Biochemical evidence of cocarcinogenesis: tumor promoting agent enhances methylnitrosourea activation of rat guanylate cyclase activity

Abstract

The two-stage or cocarcinogenic hypothesis of carcinogenesis involves an initiator (carcinogen) and a promotor (cocarcinogen) being utilized in combination to produce more tumors than either would alone. This theory was tested at the cellular level utilizing Tumor Promoting Agent, 12-0-tetradecanoly-phorbol-13-acetate, (promotor) in combination with submaximal and maximal doses of methylnitrosourea (initiator). Tumor promoting agent, which can cause some tumors itself, was found to enhance the activity of guanylate cyclase (E.C.4.6.1.2.), an enzyme that has been associated with normal and abnormal growth.
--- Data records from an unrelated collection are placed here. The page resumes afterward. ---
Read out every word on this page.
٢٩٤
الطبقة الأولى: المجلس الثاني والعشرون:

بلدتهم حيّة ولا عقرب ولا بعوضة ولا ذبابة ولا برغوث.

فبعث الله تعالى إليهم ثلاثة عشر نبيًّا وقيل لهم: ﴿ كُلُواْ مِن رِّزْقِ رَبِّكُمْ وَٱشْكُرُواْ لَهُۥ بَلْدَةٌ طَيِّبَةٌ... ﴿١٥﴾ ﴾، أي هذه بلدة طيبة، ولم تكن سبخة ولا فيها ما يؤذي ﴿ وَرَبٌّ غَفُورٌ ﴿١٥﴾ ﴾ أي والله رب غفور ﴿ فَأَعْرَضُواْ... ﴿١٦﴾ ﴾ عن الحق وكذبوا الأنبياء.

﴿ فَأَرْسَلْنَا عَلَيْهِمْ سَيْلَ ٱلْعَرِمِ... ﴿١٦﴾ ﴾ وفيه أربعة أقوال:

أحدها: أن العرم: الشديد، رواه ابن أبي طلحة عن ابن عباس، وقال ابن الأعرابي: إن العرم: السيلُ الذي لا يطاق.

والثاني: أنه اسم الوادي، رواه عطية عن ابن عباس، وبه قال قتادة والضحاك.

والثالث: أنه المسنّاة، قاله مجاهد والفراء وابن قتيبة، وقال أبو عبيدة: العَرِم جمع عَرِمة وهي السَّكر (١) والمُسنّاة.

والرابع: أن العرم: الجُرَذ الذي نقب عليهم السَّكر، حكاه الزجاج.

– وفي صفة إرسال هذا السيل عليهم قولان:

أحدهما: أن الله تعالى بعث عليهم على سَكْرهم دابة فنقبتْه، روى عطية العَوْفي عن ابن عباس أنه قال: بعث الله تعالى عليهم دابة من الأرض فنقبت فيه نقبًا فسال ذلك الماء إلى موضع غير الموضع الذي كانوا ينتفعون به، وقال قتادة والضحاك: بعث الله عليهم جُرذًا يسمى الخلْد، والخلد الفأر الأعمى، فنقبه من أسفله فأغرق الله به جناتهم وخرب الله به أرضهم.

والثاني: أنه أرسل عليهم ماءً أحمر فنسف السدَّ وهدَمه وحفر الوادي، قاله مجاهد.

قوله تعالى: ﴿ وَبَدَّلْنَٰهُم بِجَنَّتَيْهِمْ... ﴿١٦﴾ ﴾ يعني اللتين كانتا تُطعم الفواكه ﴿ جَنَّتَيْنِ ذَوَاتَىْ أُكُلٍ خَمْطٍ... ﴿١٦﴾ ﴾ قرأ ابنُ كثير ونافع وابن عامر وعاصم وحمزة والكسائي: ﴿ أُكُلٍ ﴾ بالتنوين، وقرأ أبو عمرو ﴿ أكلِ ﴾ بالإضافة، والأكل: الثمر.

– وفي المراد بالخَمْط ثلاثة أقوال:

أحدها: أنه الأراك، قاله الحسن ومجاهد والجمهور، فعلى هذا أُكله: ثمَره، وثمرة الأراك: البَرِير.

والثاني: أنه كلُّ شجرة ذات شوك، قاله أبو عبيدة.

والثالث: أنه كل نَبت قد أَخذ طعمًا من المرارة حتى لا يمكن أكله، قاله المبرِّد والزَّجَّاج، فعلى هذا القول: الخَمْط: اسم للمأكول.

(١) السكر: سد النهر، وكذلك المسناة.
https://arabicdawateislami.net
Tumor promoting agent when utilized in combination with submaximal stimulatory doses of methylnitrosourea had an additive effect on guanylate cyclase activity, but the agent had no further additive effect on guanylate cyclase activation when methylnitrosourea was utilized in maximal stimulatory doses. These results indicate a carcinogen acting alone without a promoter can maximally activate guanylate cyclase and would suggest that at the cellular level a promotor is not absolutely necessary for the changes observed morphologically in canerous cells. The promotor, however, did enhance the enzyme's activity when a submaximal dose of the carcinogen was used indicating that promoting agents, at least biochemically, appear capable of potentially contributing to the development of a cancerous cell.